On November 19th Evolve’s Julia Roberts ran the Philadelphia Half Marathon. When she signed up for the race several months ago, she aspired to regain her pre-baby fitness and maybe even approximate her previous half marathon times. But as often happens, life got in the way. Over the course of the summer, Julia managed to hit several items on the “Life Stressors Checklist.” She moved from St. Louis to Philadelphia; had to find a place to live and sell a house; reconnected with an extended family; transferred to a new highly stressful job; got promoted and acclimated to yet another new work role; her husband got a new job; her cat of 15 years died; she traveled on business multiple weeks; and she joined a new church. She juggled all these changes, while raising a two year old, with the inherent child care issues, meltdowns, and sleepless nights. Through all these challenges, Julia valiantly did her best to keep up with the training schedule set for her, especially the “key workouts.” Unfortunately, she wasn’t always able to complete the optimum training, so as race day approached, we adjusted her race goals. We set a plan for her to run steady within specific heart rate zones, follow her nutrition plan, and take planned walk breaks. Julia ran strong throughout the race, she smiled and waved when she passed by, and finished in an exuberant fashion. She completed her longest run since her daughter was born – a monumental achievement in view of the challenges. While Julia was, at times, frustrated over the last several months over her inability to check all the workouts off her plan, having the race goal and the plan contributed to her self-care during a chaotic period and ultimately led to a successful finish.
Julia’s build up to the race is an important reminder that for many athletes and especially for the working mother, the goal of the race is so much more than the finish time. It is a needed break from life’s stressors and in addition it is a constant reminder of how to deal with the unexpected. The ability to go with the flow and roll with the punches is vital for race day execution. Although training and putting a plan into action is critical to success in any race, there are many things that an athlete cannot control - and weather is most certainly one of them. Call it luck, but when Julia ran on Saturday, conditions for the half marathon were ideal. The temperature was 55-65 degrees, no wind, and it was sunny – a gorgeous day for a race and for us spectators. The following day, when others were running the full Philadelphia marathon, the temperature dropped and the winds were 15-20 mph, with gusts up to 40 mph. The evening of the marathon, we met a couple in a bar who were celebrating their marathon finish. They said that the wind picked up during the second half of the marathon and spectators became sparse. Due to the brutal conditions, reportedly most people ran 15 minutes over their typical race time. 15 minutes means that all of the athletes would have to adjust their attitude on race day and if they had failed to prepare for dealing with those unexpected changes then the result could be a very long day.
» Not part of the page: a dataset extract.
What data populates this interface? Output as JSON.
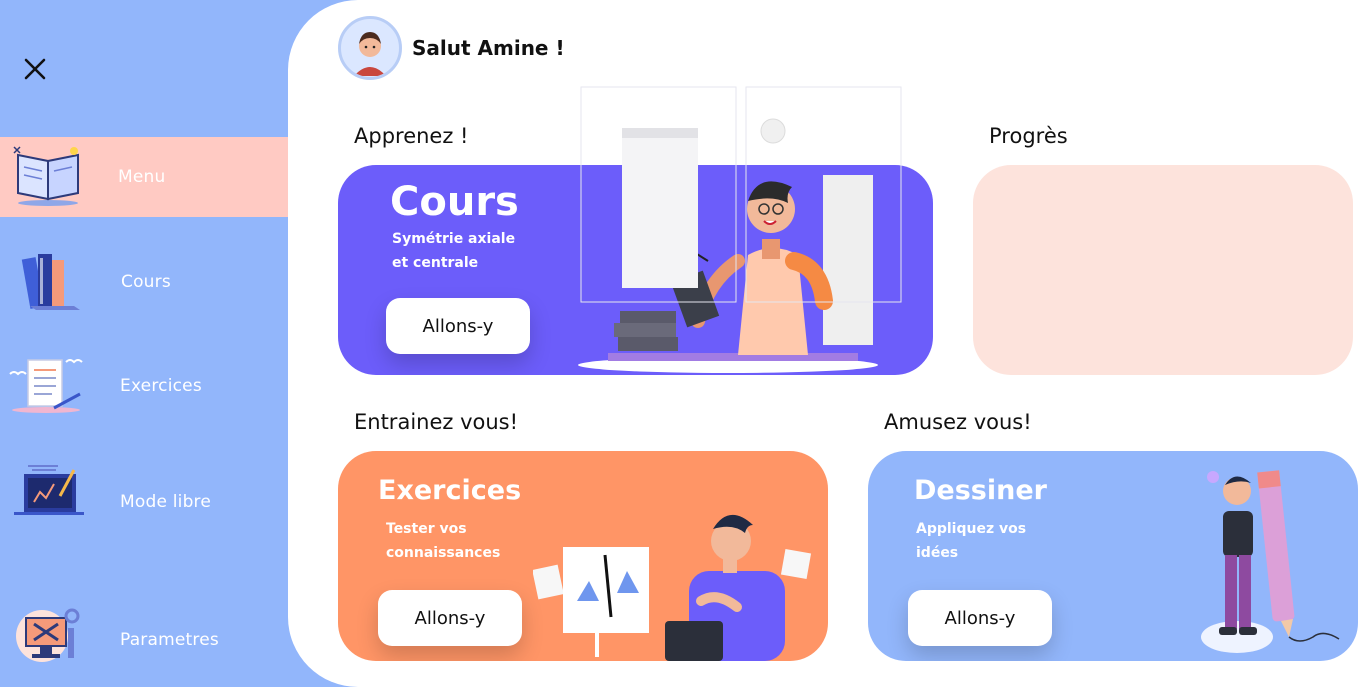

One additional take-away from this event was the discovery that new security measures might impact how one needs to approach her race nutrition, at least in major running events. While we were entering the venue on Saturday, security was checking all bags and requiring the disposal of all liquids. We overheard one irate racer who was unable to bring his own sports drink onto the race course even though he claimed the race website had not mentioned this prohibition. Again this brings up the importance of having a plan to deal with all of the many changes that can come on race day. While training with the on course nutrition can certainly help to avoid these issues, at Evolve we arm our athletes with the knowledge they need to make on course nutrition adjustments in case of unexpected race day issues - it is important to have a plan A and a plan B and to be calm and collected when you need to put plan B into action.